Area Studies in the U.S. has historically been tied to the Cold War impetus of creating a fund of knowledge about other cultures. This is not to be misunderstood as an altruistic desire for engaging the Other. Rather it was based on the need to consolidate power through attempts at gaining a clearer understanding of one’s friends and foes. In principle this was no different from all the various voyages sponsored by European countries during the Age of Discovery/Exploration. As Dorothy Figueira argues in her latest book, these explorations could be viewed as attempts at consolidating Christian power and alliances in the face of a possible Saracen threat. It is important to stress here that one is not criticizing either the impetus or the enterprise of Area Studies and the acquisition of defense languages, nor is one belittling the need for such enterprises. As Spivak rightly points out, enterprises such as these regardless of their agendas present a refreshing alternative to the much lamented Eurocentricity of disciplines like Comparative Literature in the U.S. The critique one is making is different—to be more precise it is from a different location. As Ipshita Chanda writes in her response to Spivak’s controversial work, ‘Can The Non-Western Comparatist Speak’, this is no doubt true, but only so for Comparative Literature in the U.S. Swapan Majumdar, like Chanda, makes a similar critique of the rising din of ‘Multicultural Studies’ in his essay, ‘Multiculturalism: Forced or Natural: A Comparative Literary Overview’, from the perspective not only of a comparatist but also that of Comparative Literature in India.

 

The history of Comparative Literature in the U.S., as Spivak tells us, was shaped by the European intellectuals who fled ‘totalitarian’ regimes in Europe and found their home in American academe. Comparative Literature offered such individuals a much desired space where they could escape the hegemony of not only political, but also perhaps cultural totalitarianism and fundamentalism. Comparative Literature in the U.S. came to be defined by the languages, literatures and theoretical vision these intellectuals brought to American academe. The historical context of scholarship in Comparative Literature within American academe has been, therefore, primarily Europhone and Eurocentric.

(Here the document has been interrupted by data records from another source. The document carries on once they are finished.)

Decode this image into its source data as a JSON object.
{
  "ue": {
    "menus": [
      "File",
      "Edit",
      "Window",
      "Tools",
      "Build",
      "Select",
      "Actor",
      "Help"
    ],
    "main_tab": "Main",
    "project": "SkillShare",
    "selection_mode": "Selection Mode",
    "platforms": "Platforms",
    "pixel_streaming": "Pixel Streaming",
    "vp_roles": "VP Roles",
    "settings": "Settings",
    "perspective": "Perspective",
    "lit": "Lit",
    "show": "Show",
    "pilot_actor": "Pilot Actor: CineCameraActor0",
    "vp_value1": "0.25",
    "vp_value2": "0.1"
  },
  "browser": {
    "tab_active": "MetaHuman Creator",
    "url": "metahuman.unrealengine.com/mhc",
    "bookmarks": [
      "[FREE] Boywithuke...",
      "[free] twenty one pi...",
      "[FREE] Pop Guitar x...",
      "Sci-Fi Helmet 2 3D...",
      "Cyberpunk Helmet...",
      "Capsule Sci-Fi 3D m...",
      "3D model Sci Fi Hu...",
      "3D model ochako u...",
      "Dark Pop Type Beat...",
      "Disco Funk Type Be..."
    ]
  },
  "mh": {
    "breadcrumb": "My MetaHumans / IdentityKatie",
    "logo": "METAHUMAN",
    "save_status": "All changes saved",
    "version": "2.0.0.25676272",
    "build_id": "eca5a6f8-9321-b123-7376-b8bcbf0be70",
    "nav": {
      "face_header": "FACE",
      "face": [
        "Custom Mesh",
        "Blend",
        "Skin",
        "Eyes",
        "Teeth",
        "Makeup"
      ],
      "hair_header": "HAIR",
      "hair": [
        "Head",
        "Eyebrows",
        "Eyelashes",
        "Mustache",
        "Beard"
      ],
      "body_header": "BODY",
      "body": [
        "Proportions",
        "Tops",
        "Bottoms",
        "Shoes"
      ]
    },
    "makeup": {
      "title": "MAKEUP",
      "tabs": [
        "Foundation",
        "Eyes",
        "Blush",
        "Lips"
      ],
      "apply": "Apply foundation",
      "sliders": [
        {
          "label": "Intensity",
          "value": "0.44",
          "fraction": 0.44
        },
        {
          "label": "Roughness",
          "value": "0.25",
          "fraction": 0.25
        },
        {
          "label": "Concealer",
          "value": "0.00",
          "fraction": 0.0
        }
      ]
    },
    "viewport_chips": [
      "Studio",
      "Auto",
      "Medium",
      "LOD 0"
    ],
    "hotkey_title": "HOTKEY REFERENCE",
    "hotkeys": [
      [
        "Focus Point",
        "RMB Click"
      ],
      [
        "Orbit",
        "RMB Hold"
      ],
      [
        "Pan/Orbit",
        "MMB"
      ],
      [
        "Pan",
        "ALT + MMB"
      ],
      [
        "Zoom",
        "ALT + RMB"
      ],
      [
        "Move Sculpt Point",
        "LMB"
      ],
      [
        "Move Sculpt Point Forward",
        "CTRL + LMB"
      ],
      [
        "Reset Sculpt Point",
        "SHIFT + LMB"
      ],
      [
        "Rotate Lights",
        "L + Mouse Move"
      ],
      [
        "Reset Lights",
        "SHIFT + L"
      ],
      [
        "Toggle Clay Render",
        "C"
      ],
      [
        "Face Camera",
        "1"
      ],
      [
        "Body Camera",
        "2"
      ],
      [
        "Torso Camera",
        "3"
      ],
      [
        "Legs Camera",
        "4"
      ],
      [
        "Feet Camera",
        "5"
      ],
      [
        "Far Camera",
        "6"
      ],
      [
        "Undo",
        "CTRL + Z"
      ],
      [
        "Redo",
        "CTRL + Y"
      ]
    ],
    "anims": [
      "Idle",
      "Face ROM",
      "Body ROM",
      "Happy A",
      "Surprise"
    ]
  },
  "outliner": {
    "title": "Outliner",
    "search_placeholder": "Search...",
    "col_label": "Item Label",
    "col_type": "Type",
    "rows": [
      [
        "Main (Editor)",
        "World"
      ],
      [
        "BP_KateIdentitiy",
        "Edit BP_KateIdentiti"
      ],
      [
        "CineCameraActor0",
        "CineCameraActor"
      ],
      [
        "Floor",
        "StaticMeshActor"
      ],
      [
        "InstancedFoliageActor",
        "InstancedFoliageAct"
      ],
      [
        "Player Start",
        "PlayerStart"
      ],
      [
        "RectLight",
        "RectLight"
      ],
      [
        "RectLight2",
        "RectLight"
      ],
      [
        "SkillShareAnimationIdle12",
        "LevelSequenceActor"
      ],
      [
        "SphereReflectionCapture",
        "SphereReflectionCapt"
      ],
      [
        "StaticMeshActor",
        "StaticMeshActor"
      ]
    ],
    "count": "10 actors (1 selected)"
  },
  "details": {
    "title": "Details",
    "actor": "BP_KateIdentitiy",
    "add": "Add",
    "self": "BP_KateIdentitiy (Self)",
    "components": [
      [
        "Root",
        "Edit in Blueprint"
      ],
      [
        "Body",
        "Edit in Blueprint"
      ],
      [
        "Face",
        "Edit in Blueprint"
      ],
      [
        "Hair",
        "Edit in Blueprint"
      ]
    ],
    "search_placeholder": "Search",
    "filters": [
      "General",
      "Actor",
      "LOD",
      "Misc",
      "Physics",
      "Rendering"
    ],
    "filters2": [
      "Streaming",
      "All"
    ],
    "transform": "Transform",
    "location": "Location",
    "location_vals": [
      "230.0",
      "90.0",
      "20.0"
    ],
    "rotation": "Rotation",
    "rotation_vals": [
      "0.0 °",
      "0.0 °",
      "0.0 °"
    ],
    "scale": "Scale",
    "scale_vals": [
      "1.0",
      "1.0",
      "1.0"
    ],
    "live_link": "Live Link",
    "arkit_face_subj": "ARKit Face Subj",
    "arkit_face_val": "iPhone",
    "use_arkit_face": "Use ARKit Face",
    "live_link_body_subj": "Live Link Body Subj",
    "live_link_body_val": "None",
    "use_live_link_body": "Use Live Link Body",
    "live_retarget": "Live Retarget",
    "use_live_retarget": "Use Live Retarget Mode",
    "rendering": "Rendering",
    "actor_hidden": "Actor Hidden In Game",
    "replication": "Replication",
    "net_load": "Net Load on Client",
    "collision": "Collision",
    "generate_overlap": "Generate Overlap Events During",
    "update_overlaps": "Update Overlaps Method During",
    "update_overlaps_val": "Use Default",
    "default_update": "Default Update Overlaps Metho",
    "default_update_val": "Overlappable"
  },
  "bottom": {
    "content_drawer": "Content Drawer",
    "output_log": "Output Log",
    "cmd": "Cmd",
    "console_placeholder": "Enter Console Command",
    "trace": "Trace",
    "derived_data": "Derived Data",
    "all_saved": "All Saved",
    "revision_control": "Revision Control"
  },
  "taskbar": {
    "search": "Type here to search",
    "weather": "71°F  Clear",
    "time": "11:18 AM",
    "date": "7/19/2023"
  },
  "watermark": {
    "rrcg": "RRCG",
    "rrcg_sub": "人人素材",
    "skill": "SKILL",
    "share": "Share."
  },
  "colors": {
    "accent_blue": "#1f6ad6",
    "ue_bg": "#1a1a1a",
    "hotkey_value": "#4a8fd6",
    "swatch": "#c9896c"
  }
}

This is not the case when one thinks of the practice of Comparative Literature in India or for that matter anywhere outside Europe and the United States. Therefore, while the splicing of Comparative Literature and Area Studies may be seen as remedial to the discipline’s lamentable Eurocentricity in the U.S., the same does not necessarily apply to Comparative Literature elsewhere. Comparative Literature, especially so in the case of India, cannot but be multicultural, multilingual and non-Eurocentric. All things that are very dear to Spivak’s vision of Comparative Literature. One needs to focus on three primary interrogatives, where, what and how. Comparative Literature located in the United States deals primarily with European and Europhone literatures, and that is understandable considering the discipline’s location in a context that easily facilitates such a study. A location in India does not necessarily mean one ignores Europe altogether. It simply means that one has at hand a vast body of languages and language literatures to work with. One does not need Area studies to ‘revive’ a dying Eurocentric Comparative Literature, because a location within Indian languages and literatures means that the discipline is not terminally Eurocentric.

 

This calls for the articulation of some methodological facts regarding the practice of Comparative Literature as a discipline. Comparative Literature is fundamentally multilingual, intercultural, interdisciplinary and interliterary. As a discipline it is uniquely adaptive and answers to the needs of the locations in which it is practised, but simultaneously works beyond the confines of these locations. One can see how this differs from the narrow focus of disciplines that deal in national literatures, languages and cultures. Spivak rightly points out that Area Studies is undeniably dependent on the Humanities. The difference, however, lies in the fact that Comparative Literature is undeniably located within the Humanities. Comparative Literature no doubt stands to gain from the stress Area Studies places on language training, but differs from it in its definitive commitment to research and scholarship in literature and the literary field. There is always the possibility of a dialogue. Comparative Literature continues to dialogue with not only ‘Other’ literatures and cultures but also with other disciplines. Therefore, one is not favorably disposed to approaches that call for folding one discipline into another, as Spivak proposes with Comparative Literature and Area Studies. One is rather more disposed to the idea of dialoguing as equals—retaining one’s individuality and allowing the Other to do the same.

 

References

 

Chanda, Ipshita. 2003. ‘Can the Non-Western Comparatist Speak?’ Literary Research 20:39–40.     

 

Figueira, Dorothy. 2015. The Hermeneutics of Suspicion: Cross-Cultural Encounters with India. London: Bloomsbury.

 

Hermensen, Marcia. 2012. ‘The Academic Studies of Sufism at American Universities’, in Observing the Observer: The State of Islamic Studies in American Universities, eds. Mumtaz Ahmad, Zahid Bukhari and Sulayman Nyang. Herndon: The International Institute of Islamic Thought.

 

Majumdar, Swapan. 2004. ‘Multiculturalism: Forced or Natural: A Comparative Literary Overview’. The Jadavpur Journal of Comparative Literature 41.

 

Spivak, Gayatri Chakravorty. 2003. Death of a Discipline. New York: Columbia University Press.